The Yahoo CEO job is the most “cursed” job in tech.
From Carol Bartz and Scott Thompson to Marissa Mayer, a parade of once-respected executives have walked in to Yahoo thinking they could turn it around, only to fail spectacularly, and leave with their reputation in taters.
And with Verizon reported to be closing in on a deal to buy Yahoo, there’s another executive stepping to the plate with big dreams: Tim Armstrong, the head of AOL, which is owned by Verizon.
Armstrong has reportedly been spearheading Verizon’s effort to acquire Yahoo and he is expected to take the helm of a combined Yahoo-AOL entity if the deal goes through.
If Armstrong can figure out how to make Yahoo a success, he’ll earn plenty of glory. A one-time salesperson, Armstrong will cement his legacy as a visionary tech exec.

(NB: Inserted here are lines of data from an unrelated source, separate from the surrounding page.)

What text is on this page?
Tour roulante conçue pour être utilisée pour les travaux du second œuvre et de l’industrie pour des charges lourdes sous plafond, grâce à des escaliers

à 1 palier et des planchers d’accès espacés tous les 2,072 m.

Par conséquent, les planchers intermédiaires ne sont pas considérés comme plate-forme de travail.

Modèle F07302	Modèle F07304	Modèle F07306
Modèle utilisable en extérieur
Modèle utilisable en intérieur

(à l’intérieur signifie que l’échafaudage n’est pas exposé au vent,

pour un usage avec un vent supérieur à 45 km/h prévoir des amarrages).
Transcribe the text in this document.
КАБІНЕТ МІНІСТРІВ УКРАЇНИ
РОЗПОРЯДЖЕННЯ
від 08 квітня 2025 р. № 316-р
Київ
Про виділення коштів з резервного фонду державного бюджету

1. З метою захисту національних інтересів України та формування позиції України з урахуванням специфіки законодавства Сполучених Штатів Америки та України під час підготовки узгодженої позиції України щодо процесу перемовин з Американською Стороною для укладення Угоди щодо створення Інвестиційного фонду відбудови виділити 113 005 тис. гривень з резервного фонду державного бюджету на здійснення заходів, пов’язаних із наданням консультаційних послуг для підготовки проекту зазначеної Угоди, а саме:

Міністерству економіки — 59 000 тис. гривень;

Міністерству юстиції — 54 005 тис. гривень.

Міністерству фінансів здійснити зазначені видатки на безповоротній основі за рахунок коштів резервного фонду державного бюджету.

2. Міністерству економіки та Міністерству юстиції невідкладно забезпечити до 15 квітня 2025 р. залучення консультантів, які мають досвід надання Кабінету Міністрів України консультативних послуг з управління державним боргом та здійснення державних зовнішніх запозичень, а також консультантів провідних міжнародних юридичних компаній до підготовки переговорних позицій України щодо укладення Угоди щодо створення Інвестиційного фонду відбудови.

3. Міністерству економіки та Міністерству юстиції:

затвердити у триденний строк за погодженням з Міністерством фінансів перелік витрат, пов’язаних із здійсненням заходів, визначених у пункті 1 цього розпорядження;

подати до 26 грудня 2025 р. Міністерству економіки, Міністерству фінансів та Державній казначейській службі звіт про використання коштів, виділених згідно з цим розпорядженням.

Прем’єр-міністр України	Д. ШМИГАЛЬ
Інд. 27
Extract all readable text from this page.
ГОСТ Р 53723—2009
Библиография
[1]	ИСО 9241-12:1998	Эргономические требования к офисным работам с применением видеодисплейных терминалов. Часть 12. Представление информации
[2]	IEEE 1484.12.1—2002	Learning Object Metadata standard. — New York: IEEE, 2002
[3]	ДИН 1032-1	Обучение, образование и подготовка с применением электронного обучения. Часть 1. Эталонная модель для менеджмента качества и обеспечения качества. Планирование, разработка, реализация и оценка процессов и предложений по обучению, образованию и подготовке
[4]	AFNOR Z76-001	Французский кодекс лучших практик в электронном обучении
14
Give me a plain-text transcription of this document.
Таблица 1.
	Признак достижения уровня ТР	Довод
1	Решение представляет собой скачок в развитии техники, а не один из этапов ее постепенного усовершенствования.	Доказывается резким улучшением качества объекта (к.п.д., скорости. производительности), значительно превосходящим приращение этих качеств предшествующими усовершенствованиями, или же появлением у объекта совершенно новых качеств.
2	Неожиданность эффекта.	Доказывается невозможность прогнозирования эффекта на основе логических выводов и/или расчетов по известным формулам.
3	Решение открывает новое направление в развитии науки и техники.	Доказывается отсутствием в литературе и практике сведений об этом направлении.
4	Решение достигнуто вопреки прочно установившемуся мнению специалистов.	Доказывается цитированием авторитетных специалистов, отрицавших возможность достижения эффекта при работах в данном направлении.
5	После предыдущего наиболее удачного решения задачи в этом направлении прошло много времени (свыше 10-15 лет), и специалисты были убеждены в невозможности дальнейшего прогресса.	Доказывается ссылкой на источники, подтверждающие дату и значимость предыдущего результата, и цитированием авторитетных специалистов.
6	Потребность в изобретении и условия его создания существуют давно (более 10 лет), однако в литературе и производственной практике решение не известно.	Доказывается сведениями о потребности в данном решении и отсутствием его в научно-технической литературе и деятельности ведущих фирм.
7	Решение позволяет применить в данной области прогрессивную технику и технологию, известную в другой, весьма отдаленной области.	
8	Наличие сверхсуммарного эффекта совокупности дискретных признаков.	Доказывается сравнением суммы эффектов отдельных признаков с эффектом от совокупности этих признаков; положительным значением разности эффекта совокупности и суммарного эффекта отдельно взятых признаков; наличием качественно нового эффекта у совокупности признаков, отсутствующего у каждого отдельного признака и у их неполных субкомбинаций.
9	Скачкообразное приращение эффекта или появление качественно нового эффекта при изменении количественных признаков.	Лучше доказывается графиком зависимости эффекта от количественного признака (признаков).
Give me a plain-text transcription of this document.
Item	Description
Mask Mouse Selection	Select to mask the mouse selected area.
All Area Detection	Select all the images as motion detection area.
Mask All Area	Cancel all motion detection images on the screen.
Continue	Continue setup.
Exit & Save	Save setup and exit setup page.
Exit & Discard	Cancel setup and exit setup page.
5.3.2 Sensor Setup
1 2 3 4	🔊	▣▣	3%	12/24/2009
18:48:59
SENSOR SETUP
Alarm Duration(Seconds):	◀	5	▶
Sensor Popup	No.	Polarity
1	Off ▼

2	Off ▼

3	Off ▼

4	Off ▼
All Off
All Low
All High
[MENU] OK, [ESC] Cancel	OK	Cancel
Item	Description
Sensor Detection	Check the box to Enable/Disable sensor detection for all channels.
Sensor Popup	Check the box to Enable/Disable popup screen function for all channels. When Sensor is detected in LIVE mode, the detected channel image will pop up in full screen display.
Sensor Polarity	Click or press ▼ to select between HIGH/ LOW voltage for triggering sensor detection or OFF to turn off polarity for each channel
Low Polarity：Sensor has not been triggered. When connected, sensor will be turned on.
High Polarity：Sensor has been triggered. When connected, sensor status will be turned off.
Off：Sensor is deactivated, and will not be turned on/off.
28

But the siren song of Yahoo has lured others before him. And Armstrong’s desire to revive the struggling internet business may leave him blinded to the same trap as his predecessors.
“It’s a big question mark,” Mizuho Securities’ Neil Doshi told Business Insider. “This is really his opportunity to acquire Yahoo and create a powerful media asset and advertising platform.”
Armstrong certainly won’t be stepping into a favourable situation. Yahoo’s legacy online advertising business has been mired in years of decline, and it’s expected to get worse as Google and Facebook continue to eat market share.
Worse, Yahoo’s Mavens business, short for its mobile, video, native, and social revenue, saw negative growth for the first time last quarter, further illustrating the challenges the company faces in its core business.
But investors see a lot of potential in a Verizon-owned Yahoo, which will likely be combined with Armstrong’s AOL. Yahoo owns a number of advertising technology assets that could be combined with AOL’s, while AOL’s strong sales team could help sell more ads and cut costs at Yahoo.
Mizuho’s Doshi says the cost savings from the integrated sales force alone could reach nearly $1 billion. And when you combine that with a broader, integrated ad platform under AOL-Yahoo, things could suddenly start looking up.
“AOL-Yahoo will be a bigger advertising source to reckon with,” Doshi added. “The Yahoo that we’re going to see under Tim and AOL will be very different from the Yahoo that we saw under Marissa Mayer.”
Proven sales guy and operator
Investors seem to have a lot more confidence in Armstrong’s sales and operating capabilities than any other previous Yahoo CEO.
Indeed, Armstrong has a good track record to back it up: he was Google’s top sales guy before taking over a sinking AOL business that he turned around and sold at a premium for $4.4 billion to Verizon last year.
Under Armstrong’s watch, AOL turned into a video and programmatic advertising powerhouse, making bets and smart acquisitions in those areas way before its competitors did.
True, some of his bets didn’t work out, such as his effort to create a local content powerhouse through Patch Media. But he knew when to admit defeat and pull the plug.
“He was in a situation where AOL’s legacy business was declining and had to build a growth business from scratch,” SpringOwl Asset Management’s Eric Jackson told us. “And he’s certainly slowed the decline of the legacy business, while growing its web business with the ad tech assets.”
But Armstrong’s strongest skillset might be in his sales chops and great relationships he’s built with advertising agencies over the years. Jackson points out that there are many ad buyers who have made major ad commitments with AOL simply because they like doing business with Armstrong.
“That’s the biggest strength that he brings to Yahoo. I think he’ll be able to build a compelling business that a lot of advertisers are going to like at Yahoo,” Jackson said.
Doomed to fail?
No one believes it will be a cakewalk for Armstrong. It doesn’t help that turning around a consumer internet company’s never been done before, either.
And as The Information’s Jessica Lessin points out, if you’re trying to find growth through cost cuts, you’re doomed to fail.
“Cutting costs doesn’t help you achieve exponential effects. Only innovation and disruption do,” she writes.
On top of that, there’ll be no way for public investors to track how well Armstrong’s doing since Yahoo will be looped in under Verizon, which is unlikely to break out its financials separately.
“We’ll have no idea how he’s doing with AOL or Yahoo. Only the Verizon board will know,” Needham & Co. analyst Laura Martin said.
Like all the other previous Yahoo CEOs, Armstrong has a great reputation. But every CEO that’s taken the job to turn it around has been burned as well. Is he about to ruin it all by falling for the same delusion as all the others before him?
Only time will tell, but at least for now, investors seem to like the chances in him as the next Yahoo CEO.
“Armstrong is one of the great internet executives today,” Martin said. “Yahoo under AOL will be better managed and it will make more money.”